Dégradations à l’Université de Caen : l’UNEF condamne et demande le respect de la procédure judiciaire

Le 4 avril 2016

 

L’UNEF condamne les dégradations du bâtiment B

 

Nous avons appris avec effroi les dégradations dans le bâtiment B de l’Université de Caen jeudi dernier à la suite de l’occupation de ce bâtiment en signe de protestation contre la loi Travail.

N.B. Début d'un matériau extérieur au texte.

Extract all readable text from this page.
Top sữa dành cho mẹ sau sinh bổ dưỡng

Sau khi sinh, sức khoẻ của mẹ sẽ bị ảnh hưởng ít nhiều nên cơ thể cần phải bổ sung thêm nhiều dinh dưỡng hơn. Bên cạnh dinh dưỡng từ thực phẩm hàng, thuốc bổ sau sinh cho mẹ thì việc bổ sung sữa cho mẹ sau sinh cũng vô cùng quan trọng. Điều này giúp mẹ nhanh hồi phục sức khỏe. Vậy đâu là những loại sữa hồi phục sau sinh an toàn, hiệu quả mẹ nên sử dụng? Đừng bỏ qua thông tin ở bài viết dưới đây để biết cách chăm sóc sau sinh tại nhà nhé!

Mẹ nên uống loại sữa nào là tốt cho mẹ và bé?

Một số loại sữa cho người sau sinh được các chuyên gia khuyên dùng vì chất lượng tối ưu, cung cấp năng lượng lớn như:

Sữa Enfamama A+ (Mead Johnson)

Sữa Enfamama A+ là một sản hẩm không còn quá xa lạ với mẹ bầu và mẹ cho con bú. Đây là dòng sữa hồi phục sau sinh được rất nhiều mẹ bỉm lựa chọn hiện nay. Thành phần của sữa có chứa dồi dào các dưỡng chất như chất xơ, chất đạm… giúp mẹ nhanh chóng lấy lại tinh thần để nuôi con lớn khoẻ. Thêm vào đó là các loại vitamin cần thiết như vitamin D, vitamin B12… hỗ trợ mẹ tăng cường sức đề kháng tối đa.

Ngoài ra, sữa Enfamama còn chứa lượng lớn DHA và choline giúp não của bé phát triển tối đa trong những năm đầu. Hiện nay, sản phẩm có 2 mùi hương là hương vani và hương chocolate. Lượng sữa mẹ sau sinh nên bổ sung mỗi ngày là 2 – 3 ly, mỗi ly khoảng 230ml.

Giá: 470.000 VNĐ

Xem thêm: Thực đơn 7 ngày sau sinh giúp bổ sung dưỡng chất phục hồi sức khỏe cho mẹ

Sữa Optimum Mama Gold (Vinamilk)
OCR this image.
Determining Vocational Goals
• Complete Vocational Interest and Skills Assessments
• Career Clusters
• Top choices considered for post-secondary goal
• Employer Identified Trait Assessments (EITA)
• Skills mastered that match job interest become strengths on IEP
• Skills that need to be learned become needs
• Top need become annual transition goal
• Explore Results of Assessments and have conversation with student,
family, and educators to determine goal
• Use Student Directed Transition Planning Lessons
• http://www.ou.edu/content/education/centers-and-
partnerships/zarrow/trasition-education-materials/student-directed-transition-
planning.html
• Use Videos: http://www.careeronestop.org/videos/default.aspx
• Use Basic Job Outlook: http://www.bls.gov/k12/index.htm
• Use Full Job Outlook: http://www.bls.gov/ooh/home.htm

Nous voulons dénoncer le saccage constaté, notamment de la BU Sciences de l’Homme, particulièrement consternant à l’heure où la culture doit nous préserver de l’ignorance destructrice.

 

Évitons les faux-procès !

 

Nous tenons à réaffirmer l’importance du respect de la présomption d’innocence et de laisser la justice travailler, pour éviter d’accuser à tort. En effet, beaucoup font l’amalgame entre les étudiant-e-s mobilisé-e-s et les “casseurs”, ce qui reviendrait à dire que le mouvement social contre la loi Travail ne serait résumé qu’aux actions de quelques personnes isolées qui ne font peut être même pas partie prenante de ce mouvement.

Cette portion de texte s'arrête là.